You can track some of the most expensive pieces sold across NFT marketplaces on cryptoart.io. Last month, a 10-second video artwork featuring the collapse of a giant Donald Trump, also by Beeple, sold for $6.6 million. The seller had purchased it for $67,000 in October. 

Source: A fragment of “Everydays: The First 5000 Days” by Beeple

That a venerated 255-year-old auction house is selling a JPEG should be unsurprising. It’s a bull market—and the greed itch persists. The rush to start minting NFTs is just the latest hustle. 

NFT market value tripled to $250 million in 2020. This year we’re seeing an even bigger explosion. In February alone, the 10 most popular NFT collectibles saw nearly $400 million in sales volume, a 400 percent month-on-month increase.

Among the flurry of transactions, a video clip of LeBron James dunking sold for $208,000, an animated cat flying through outer space went for $590,000, a pixelated CryptoPunk drawing fetched $1.5 million, and a song by 3LAU, the DJ, sold for $3.6 million. 

None of this is insane—yet. We are only at the beginning of the process of price discovery and unlocking value in wholly new asset categories. 

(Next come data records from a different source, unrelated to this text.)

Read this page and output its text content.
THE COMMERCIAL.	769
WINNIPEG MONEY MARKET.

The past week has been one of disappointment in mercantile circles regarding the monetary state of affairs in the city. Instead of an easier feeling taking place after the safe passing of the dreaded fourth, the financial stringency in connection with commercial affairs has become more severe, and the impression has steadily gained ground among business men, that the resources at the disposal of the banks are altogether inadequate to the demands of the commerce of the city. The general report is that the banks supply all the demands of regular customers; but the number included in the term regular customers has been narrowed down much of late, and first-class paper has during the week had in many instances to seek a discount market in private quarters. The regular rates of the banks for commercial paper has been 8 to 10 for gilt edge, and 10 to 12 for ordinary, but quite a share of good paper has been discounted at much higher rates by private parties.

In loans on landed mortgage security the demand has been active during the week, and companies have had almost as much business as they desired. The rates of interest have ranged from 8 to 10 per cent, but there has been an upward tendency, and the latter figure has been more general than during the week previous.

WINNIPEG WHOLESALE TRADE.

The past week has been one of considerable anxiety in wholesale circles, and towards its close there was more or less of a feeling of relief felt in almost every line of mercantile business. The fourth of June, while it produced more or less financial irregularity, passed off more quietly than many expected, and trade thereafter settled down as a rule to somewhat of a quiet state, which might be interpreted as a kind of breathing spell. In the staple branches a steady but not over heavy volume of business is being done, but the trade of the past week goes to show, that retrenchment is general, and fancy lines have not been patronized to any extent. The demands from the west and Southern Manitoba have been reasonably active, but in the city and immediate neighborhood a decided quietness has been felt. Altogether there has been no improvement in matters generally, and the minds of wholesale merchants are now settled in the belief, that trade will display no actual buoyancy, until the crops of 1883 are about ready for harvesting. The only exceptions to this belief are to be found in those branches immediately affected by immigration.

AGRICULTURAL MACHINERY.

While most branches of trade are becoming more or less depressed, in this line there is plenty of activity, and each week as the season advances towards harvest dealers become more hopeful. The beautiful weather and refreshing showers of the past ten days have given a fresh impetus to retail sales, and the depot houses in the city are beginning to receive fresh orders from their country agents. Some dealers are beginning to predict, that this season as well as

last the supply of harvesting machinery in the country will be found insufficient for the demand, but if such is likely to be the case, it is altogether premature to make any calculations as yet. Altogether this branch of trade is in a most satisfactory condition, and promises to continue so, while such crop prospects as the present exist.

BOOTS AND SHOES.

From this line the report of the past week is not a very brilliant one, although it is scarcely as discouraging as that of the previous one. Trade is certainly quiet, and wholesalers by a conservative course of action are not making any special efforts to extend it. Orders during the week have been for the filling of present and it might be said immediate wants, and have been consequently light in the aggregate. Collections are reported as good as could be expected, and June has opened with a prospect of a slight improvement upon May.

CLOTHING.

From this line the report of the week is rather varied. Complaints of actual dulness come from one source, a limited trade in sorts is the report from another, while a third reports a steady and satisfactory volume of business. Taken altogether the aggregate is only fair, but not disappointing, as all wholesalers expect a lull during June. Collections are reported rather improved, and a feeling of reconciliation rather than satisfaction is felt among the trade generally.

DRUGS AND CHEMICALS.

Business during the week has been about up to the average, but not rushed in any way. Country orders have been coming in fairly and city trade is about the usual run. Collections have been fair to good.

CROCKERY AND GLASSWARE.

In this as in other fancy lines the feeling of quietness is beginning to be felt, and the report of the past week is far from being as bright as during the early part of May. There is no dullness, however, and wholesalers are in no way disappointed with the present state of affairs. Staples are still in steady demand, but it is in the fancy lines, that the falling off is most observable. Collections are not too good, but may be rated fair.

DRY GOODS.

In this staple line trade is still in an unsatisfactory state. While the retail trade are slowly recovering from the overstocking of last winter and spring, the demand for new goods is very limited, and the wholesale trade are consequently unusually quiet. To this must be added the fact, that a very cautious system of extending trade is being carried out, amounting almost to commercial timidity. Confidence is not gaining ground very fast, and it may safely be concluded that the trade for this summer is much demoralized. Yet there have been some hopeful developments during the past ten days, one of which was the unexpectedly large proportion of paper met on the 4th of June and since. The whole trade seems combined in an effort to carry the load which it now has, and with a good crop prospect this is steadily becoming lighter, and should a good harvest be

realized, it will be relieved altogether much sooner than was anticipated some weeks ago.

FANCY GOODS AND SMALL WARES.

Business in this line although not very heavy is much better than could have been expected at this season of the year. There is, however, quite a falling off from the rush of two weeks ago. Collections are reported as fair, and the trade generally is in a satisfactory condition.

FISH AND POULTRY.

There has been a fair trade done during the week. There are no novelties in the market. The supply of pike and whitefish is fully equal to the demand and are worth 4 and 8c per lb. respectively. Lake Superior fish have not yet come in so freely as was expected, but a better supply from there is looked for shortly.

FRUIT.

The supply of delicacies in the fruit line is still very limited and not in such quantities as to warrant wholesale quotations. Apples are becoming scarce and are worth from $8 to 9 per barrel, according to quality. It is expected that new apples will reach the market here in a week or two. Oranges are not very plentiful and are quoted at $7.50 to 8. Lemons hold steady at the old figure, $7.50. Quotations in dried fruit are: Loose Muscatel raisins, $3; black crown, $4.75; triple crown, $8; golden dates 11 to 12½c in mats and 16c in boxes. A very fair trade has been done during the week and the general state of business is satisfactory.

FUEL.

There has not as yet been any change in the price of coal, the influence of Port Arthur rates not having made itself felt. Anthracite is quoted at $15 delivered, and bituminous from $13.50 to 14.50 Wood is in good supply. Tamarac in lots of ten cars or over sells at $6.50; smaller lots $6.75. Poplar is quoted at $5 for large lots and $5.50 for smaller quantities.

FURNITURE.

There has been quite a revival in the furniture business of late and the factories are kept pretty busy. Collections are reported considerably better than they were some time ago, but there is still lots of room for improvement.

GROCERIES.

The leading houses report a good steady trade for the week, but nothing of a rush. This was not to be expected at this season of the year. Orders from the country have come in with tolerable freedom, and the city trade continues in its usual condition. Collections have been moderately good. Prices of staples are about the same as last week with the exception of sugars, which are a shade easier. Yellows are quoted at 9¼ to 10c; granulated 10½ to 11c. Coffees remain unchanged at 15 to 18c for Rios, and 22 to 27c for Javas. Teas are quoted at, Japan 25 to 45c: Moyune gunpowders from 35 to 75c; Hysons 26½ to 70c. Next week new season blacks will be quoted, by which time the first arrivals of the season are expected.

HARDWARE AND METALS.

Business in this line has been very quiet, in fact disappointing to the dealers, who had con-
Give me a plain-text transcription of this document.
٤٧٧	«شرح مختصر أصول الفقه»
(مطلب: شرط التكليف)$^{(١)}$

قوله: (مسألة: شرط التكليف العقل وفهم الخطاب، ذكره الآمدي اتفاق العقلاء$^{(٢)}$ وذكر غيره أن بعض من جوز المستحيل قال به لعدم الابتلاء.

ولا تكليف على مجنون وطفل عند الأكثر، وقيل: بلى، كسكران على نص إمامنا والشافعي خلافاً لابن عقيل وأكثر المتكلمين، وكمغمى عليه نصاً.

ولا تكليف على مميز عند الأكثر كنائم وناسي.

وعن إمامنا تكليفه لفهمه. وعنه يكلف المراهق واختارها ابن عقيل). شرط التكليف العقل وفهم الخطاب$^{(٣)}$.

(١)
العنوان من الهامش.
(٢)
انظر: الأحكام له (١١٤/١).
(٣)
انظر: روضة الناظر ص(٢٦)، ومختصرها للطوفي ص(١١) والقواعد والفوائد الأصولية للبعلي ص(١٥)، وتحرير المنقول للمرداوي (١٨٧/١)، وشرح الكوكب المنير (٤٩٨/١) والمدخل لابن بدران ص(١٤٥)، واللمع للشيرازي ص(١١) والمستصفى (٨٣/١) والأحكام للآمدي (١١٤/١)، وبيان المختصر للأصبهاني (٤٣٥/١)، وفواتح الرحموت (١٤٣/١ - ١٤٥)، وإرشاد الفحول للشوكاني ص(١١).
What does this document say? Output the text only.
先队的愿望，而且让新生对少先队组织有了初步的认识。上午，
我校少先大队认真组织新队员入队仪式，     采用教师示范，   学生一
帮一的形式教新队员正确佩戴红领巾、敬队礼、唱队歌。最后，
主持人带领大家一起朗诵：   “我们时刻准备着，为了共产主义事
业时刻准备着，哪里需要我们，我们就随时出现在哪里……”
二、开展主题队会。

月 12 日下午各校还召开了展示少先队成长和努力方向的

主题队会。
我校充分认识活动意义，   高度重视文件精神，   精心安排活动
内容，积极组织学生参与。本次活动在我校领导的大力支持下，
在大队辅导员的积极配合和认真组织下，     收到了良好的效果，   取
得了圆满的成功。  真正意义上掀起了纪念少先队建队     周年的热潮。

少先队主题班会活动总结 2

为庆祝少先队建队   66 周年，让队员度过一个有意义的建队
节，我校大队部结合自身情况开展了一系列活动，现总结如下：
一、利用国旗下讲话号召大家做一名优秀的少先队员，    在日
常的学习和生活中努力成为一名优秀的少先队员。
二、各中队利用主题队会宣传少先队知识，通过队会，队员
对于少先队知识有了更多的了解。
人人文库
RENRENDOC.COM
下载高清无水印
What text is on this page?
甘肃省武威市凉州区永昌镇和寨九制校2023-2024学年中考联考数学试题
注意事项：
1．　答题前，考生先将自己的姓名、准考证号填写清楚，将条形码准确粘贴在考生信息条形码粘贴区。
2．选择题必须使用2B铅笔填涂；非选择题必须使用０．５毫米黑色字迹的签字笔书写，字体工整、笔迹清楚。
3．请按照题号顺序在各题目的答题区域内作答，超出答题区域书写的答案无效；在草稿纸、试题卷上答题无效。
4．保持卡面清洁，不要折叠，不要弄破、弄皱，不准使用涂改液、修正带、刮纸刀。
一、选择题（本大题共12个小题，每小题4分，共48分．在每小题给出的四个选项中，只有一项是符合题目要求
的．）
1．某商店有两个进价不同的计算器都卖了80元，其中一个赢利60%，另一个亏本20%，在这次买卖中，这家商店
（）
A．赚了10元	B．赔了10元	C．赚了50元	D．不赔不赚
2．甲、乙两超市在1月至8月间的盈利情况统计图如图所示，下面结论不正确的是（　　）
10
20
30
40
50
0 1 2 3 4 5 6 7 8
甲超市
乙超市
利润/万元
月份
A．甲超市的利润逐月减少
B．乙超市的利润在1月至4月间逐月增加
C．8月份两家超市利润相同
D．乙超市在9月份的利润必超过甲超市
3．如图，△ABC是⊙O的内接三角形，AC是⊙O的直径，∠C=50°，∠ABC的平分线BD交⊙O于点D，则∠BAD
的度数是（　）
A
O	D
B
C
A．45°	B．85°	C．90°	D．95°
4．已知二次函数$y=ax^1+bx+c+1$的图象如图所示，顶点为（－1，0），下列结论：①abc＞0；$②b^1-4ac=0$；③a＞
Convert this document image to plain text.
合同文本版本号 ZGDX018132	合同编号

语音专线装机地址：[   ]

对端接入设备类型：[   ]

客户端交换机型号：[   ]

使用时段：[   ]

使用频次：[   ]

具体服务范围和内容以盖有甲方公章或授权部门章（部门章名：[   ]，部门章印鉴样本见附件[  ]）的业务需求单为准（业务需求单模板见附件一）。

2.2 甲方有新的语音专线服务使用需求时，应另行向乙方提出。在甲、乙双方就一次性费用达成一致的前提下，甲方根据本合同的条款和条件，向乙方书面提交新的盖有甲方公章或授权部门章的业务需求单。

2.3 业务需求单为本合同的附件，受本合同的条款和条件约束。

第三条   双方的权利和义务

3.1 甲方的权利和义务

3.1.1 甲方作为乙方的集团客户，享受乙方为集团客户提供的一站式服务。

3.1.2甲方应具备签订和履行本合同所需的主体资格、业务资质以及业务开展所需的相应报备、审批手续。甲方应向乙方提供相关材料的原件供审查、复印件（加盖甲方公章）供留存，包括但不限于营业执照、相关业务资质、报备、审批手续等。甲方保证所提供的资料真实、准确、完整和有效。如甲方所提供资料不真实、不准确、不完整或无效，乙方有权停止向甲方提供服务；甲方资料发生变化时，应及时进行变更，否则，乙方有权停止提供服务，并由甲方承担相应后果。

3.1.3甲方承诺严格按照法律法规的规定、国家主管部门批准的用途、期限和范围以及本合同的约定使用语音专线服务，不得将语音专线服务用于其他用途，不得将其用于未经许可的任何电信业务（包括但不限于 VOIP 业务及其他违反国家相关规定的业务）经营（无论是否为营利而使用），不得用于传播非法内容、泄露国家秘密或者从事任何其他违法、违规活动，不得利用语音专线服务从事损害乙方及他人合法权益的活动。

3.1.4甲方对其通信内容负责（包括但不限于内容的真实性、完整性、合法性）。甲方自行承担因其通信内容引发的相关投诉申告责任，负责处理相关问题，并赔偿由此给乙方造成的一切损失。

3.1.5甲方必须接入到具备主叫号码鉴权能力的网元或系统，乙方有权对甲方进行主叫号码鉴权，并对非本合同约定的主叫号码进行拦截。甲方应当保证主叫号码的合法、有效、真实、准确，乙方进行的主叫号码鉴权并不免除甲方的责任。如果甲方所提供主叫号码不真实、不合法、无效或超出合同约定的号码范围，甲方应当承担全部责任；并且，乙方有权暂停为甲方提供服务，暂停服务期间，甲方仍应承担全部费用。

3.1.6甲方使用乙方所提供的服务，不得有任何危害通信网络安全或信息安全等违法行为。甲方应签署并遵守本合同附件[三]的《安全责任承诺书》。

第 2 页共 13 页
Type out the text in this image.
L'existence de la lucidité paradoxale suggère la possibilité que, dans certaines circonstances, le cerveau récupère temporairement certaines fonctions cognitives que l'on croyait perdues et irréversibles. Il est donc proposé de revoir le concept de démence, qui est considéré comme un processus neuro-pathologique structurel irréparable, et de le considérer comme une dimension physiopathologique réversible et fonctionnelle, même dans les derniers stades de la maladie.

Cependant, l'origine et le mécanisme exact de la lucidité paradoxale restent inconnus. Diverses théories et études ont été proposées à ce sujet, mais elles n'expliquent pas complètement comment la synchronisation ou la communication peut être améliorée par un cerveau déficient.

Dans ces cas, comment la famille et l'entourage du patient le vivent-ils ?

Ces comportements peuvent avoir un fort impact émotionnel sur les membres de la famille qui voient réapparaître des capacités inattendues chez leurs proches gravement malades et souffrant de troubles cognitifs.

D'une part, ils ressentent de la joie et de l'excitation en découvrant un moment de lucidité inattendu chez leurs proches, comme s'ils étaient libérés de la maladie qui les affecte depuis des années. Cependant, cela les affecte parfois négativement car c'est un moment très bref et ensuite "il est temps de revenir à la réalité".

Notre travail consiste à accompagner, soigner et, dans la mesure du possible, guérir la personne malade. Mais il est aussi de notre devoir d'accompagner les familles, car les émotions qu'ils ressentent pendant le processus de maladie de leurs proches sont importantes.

According to Sam Lessin, a partner at Slow Ventures, NFTs are a clear example of people “rationally” responding to how technology is changing investing. “Retail investors are starting to behave in ways that might seem crazy through the lens of the old economic thinking, but make perfect sense given the new realities of modern techno-capitalism.”

The internet dramatically boosts liquidity and scale for a range of digital assets, creating a bias toward investing in things with tons of asymmetric upside.

Source: The Hustle

Five months after launch, the National Basketball Association’s Top Shot website, where users buy and trade game highlights in the form of NFTs, has over half a million users and more than $300 million in sales. Major League Baseball and European football teams followed suit, launching their own platforms. Nike, Louis Vuitton and Formula 1 are presently minting NFTs.

Another burgeoning space in the NFT world is virtual real estate. On the blockchain-fueled virtual reality platform SuperWorld, the Earth is split up into 64 billion parcels of land—each an NFT with a set of unique coordinates—which can be bought by users and monetized with virtual ads.

Land in similar virtual worlds like Decentraland can fetch up to $80,000. At launch in 2017, they would sell for $100 a pop. Decentraland’s native token Mana—used to explore, create, play games, and collect wearables—is up 900 percent this year.

“Buying land today in virtual worlds feels a lot like buying land in Manhattan back in 1750,” writes Janine Yorio, head of real estate at the online investment platform Republic. “It is also insulated from the Covid-induced volatility of the real-world real estate industry.” 

Last month, a 9-block virtual estate on the gaming platform Axie Infinity was sold for $1. 5 million.

Source: Gemini

Explosive interest in NFTs, frenzied SPAC issuance, and the surge in hysterically speculative investor behavior has led to talk of a bubble. You may already know how this will end. But sometimes being a cultural observer is more important than being a market observer. 

This bull market feels euphoric, but that’s just why we should stick with it. An orgiastic future awaits us. We have a long way to go.